Monoclonal Antibody Treatment Information
Days of Symptoms | Days From Positive Test to Treatment | Medication Received | Infusion Reactions | 30-d Admission | |
---|---|---|---|---|---|
Patient 1 | 3 | 3 | Bamlanivimab | None | N |
Patient 2 | Not reported | 0 | Bamlanivimab | None | N |
Patient 3 | 2 | 0 | Bamlanivimab | Headache | N |
Patient 4 | 3 | 0 | Bamlanivimab | Fever | N |
Patient 5 | 3 | 0 | Bamlanivimab | None | N |
Patient 6 | 2 | 0 | Bamlanivimab | None | N |
Patient 7 | Not reported | 1 | Bamlanivimab | None | N |
Patient 8 | 2 | 1 | Bamlanivimab | None | N |
Patient 9 | 2 | 2 | Bamlanivimab | None | N |
Patient 10 | 5 | 0 | Bamlanivimab | None | N |
Patient 11 | 1 | 0 | Bamlanivimab | None | Y |
Patient 12 | 1 | 1 | Bamlanivimab | None | N |
Patient 13 | 0 | 0 | Casirivimab/imdevimab | None | N |
Patient 14 | 0 | 0 | Casirivimab/imdevimab | None | N |
Patient 15 | 7 | 2 | Casirivimab/imdevimab | None | N |
Patient 16 | 3 | 1 | Bamlanivimab/etesevimab | None | N |
Patient 17 | 1 | 1 | Bamlanivimab/etesevimab | None | N |
N, No; Y, Yes.
DISCUSSION
Monoclonal antibodies may be an important tool in the struggle against COVID-19 in pediatrics as timing of vaccine eligibility, vaccine uptake in the younger age groups and vaccine responses in immunocompromised population remains unknown. Despite EUA approval on November 2020, our literature review found no documentation of monoclonal antibody treatment for mild-to-moderate SARS-CoV-2 infection in pediatric patients. The data from Children’s National Hospital at the height of the pandemic in March through April 2020 calculated a hospitalization rate of approximately 25% of all positive tests in our pediatric community with 80% of the patients hospitalized for COVID-19 pneumonia or MIS-C requiring critical care.2 Despite the lower morbidity and mortality compared with adult patients, this still involves significant healthcare resources and may entail unknown long-term consequences. Our limited number of 17 patients shows that monoclonal antibody treatment for mild-to-moderate SARS-CoV-2 infection was well tolerated and may be effective in halting progression to severe disease and prevention of hospitalization. Only one patient (6%) in our cohort of high-risk patients required admission. This particular patient had significant congenital cardiac disease and multiple comorbidities such as pulmonary hypertension and obesity and ultimately led to prolonged hospitalization with a significant portion requiring intensive care. However, these results should be interpreted with caution as there are significant limitations in this case series. Sample size is small and there are several potential confounders including variation in viral strain, utilization of different monoclonal antibodies given changing EUA’s, and possibility that patients were admitted to a different institution than where they received the infusion. Long-term follow up data are also needed, particularly in evaluation for subsequent impact on development of MIS-C. Despite these limitations, these cases do provide information and data in the pediatric literature and will support pediatric specific trials.

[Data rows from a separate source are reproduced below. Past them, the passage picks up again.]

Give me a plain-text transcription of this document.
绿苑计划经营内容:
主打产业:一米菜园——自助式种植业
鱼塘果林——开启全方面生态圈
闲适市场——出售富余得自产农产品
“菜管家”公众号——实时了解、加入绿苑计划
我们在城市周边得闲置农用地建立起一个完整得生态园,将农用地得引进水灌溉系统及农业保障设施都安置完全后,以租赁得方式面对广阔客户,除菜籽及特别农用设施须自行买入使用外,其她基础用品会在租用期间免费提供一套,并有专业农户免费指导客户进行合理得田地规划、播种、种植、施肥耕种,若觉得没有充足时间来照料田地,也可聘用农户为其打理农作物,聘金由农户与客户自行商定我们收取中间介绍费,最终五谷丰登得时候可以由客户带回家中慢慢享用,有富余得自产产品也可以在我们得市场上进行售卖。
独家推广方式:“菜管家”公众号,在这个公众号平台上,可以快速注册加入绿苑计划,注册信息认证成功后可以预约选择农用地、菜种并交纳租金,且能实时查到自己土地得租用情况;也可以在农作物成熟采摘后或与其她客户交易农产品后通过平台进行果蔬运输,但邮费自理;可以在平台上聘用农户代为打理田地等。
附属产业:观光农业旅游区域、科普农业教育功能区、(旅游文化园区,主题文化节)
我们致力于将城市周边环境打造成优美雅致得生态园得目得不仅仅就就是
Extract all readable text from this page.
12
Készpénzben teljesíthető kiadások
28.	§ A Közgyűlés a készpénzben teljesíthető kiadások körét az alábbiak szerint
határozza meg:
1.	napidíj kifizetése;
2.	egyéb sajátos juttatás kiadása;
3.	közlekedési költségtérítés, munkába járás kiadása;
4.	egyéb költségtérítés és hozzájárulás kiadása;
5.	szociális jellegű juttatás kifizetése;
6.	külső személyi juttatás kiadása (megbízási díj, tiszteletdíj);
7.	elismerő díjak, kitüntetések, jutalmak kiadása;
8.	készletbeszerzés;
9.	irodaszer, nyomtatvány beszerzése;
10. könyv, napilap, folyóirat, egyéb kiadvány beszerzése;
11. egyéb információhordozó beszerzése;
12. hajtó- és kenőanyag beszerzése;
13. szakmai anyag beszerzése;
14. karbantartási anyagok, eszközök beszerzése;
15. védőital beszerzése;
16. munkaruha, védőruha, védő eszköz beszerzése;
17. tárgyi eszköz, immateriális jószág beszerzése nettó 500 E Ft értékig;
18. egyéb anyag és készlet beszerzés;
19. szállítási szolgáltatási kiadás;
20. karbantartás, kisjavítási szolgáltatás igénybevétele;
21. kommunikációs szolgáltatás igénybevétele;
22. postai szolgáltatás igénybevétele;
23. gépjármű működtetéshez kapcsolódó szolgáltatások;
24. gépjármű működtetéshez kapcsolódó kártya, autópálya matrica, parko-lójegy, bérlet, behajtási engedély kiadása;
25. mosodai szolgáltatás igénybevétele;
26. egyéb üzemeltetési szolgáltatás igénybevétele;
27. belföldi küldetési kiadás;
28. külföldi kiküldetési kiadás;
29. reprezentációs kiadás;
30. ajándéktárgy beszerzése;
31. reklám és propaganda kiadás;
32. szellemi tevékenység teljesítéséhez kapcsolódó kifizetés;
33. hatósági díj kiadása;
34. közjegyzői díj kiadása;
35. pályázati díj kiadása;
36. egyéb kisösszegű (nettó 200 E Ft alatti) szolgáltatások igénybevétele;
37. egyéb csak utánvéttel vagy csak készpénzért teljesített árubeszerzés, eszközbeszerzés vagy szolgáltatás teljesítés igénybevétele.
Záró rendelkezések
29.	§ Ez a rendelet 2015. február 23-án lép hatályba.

Since pediatric clinical trials on novel medications and interventions are lacking, formal guidelines and recommendations are unable to provide any guidance citing the lack of data. The lack of formal guidance generates little enthusiasm for providers to justify use of these medications and treatment which in turn perpetuates the lack of data. This creates a continuous cycle of sparse data and lack of guidelines for frontline providers. While our data is limited, this article provides preliminary information for future studies of antibody treatment for a disease that carries a significant morbidity in the pediatric population.
Footnotes
This research was supported by the Intramural Research Program of the NIH, NIAID.
The authors have no conflicts of interest to disclose.